Is there an optimal or max level of vdevs per RAIDZ config?

I’m planning a semi-major layout change for a new build. Lets say I have 20 hard drive bays and I want to fill up all of them and I have a tons of options to choose from.

We have options like:
4x5 Z1
5x4 Z2
2x8 Z2
2x10 Z1
2x10 Z2

I understand the more I split it up I get ‘more redundancy’ as well as easier to expand the pool later on etc for the cost of usable space, but are there other technical reasons to NOT make something crazy like a 2x10 wide Z2 pool? What kind of possible overhead starts getting taken into consideration at higher vdev levels?

Generally speaking, performance scales with vdev count, not with individual drive count. So, long story short, the more vdevs, the higher the performance.

If you want higher storage efficiency (more storage for the same number of drives), you want wider vdevs, preferably optimal width (eg, the number of drives in each vdev is a power of two after deducting parity count: so, 3-wide Z1, and 4, 6, or 10-wide Z2). But expect your performance to decrease along with it, and also don’t necessarily expect to get as much storage out of the deal as it looks like on paper, with wider vdevs–for example, if you store a 4KiB file on a Z2 vdev, it’ll occupy 12KiB for a horrifyingly poor 33% storage efficiency no matter what because undersize blocks go on undersize stripes.

With 20 bays to work with, the most commonly recommended/recommendable layouts are:

10x 2-wide mirrors
6x 3-wide Z1 (with two bays open for auxiliary vdevs, spares, whatever)
5x 4-wide Z2
3x 6-wide Z2 (with two bays open)
2x 10-wide Z2

The above are ranked in order of decreasing performance.

I do not recommend ever going wider than three disks on a Z1 vdev–that’s simply not sufficient redundancy for the number of points of failure present.

1 Like


@mercenary_sysadmin Thanks for that. You summarized in a few paragraphs something that I still didn’t completely understand the first go around after watching about half a dozen YouTube videos. :slight_smile:

I went with the all-mirrors set up, despite the 50 percent storage efficiency. That’s still more than enough space for my needs.

One thing I didn’t consider when I first started is, given the size of modern HDDs and their relatively slow speed, how long it takes to resilver a vdev when a disk needs to be replaced (that is, to sync everything up to the new disk so the vdev is back up to the full level of redundancy that has been chosen).

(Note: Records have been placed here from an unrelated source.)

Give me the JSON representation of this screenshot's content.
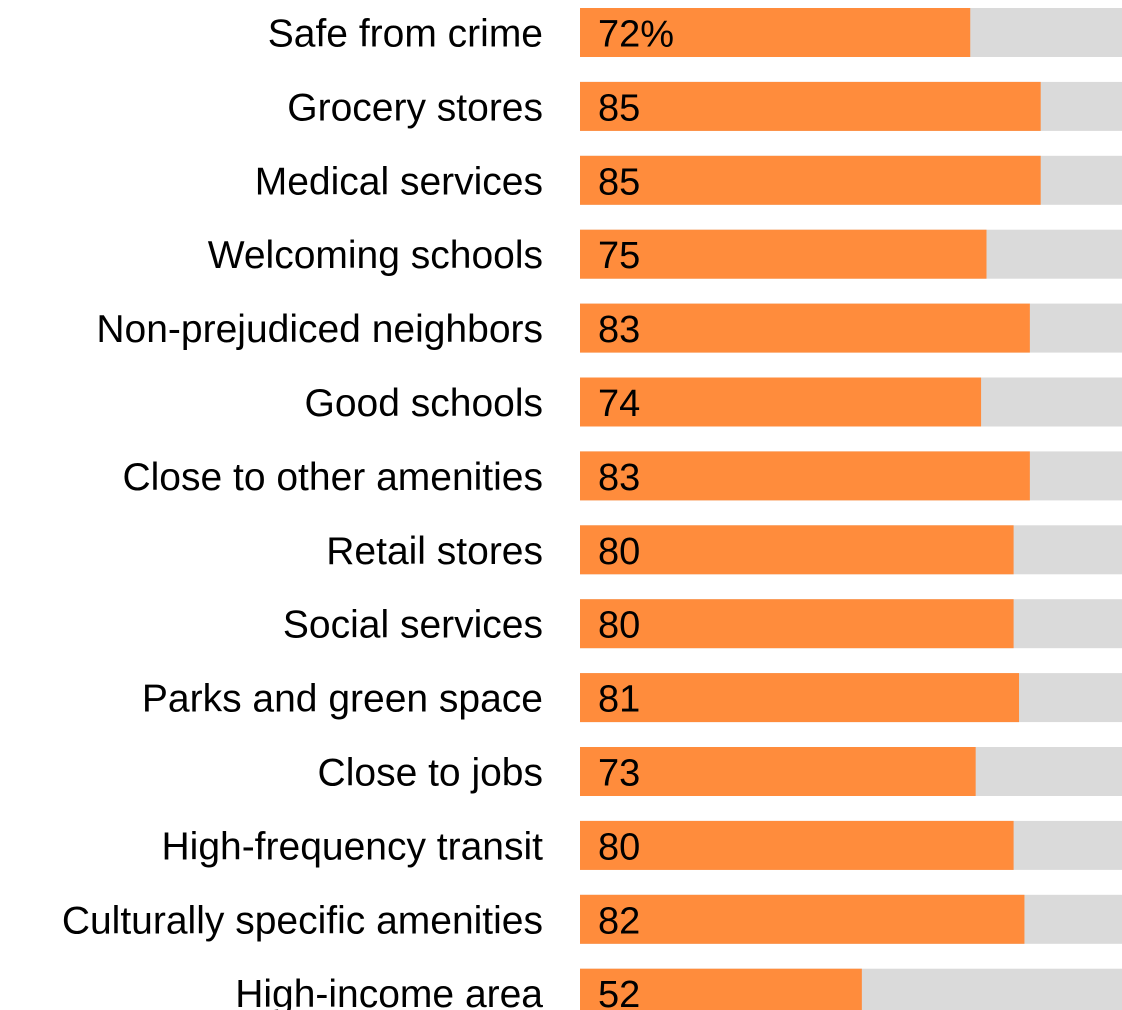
{
  "chart_data": {
    "type": "bar",
    "orientation": "horizontal",
    "categories": [
      "Safe from crime",
      "Grocery stores",
      "Medical services",
      "Welcoming schools",
      "Non-prejudiced neighbors",
      "Good schools",
      "Close to other amenities",
      "Retail stores",
      "Social services",
      "Parks and green space",
      "Close to jobs",
      "High-frequency transit",
      "Culturally specific amenities",
      "High-income area"
    ],
    "values": [
      72,
      85,
      85,
      75,
      83,
      74,
      83,
      80,
      80,
      81,
      73,
      80,
      82,
      52
    ],
    "value_labels": [
      "72%",
      "85",
      "85",
      "75",
      "83",
      "74",
      "83",
      "80",
      "80",
      "81",
      "73",
      "80",
      "82",
      "52"
    ],
    "xlim": [
      0,
      100
    ],
    "colors": {
      "bar": "#FF8C3C",
      "track": "#DADADA"
    },
    "grid": false,
    "legend": "none"
  }
}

For example, on a traditional ext4 file system, I once had to replace a drive in a single mirror of 2x14 TB disks. It took 24 hours to resilver, and during that time the entire mirror was vulnerable to failure: I’d have lost everything if I lost the second disk before it was done resilvering.

In a weird way, I’m kind of glad that disk failed when it did. It’d have been a lot less pleasant to learn that lesson with an oversized Z1 or something.

Mirrors resilver faster than any other type of ZFS vdev because they just need to copy all the data from one single disk to the new disk, which decreases the time the data in the mirror is vulnerable. Resilvering itself is an intense operation, so it arguably can put some disks at higher risk of failing – which you don’t want to have happen during resilvering. So, quicker is better.

(RAIDZ1/2/3 has to do a lot more parity calculations, so it can take much longer and is usually more compute intensive and harder on the disks).

An advantage of ZFS is that because it manages both the filesystem and the redundancy, it knows exactly which blocks need to be copied. Time saved depends on how full the pool is. Additionally, part of what its scrubs accomplish is to increase your confidence that something unreadable on a disk is not secretly waiting to impede your ability to restore a pool’s redundancy. Not that you needed persuading! But hopefully your resilvering experience is better with ZFS.

Anyway, when pondering pool geometry, if I can’t have a mirror pool, I tend to re-read ZFS RAIDZ stripe width, or: How I Learned to Stop Worrying and Love RAIDZ, remembering that it’s from 2014, though, and like Jim, I would not use raidz1 with more than three disks of today’s sizes, let alone five (maybe not even yesterday’s, remembering that Xserve RAID, shudder), even with 512-byte sectors, tiny recordsizes, and no compression.

While I’m remembering things, I’ll also say I personally avoid making widths a multiple of the raidz level plus one, having once spent too much time trying to figure out why I seemed to have a hot spot on every fourth disk (so not, for example, a 6-wide Z2), but if that were actually worth worrying about, I imagine I would have seen someone else mention it, and I never have.

1 Like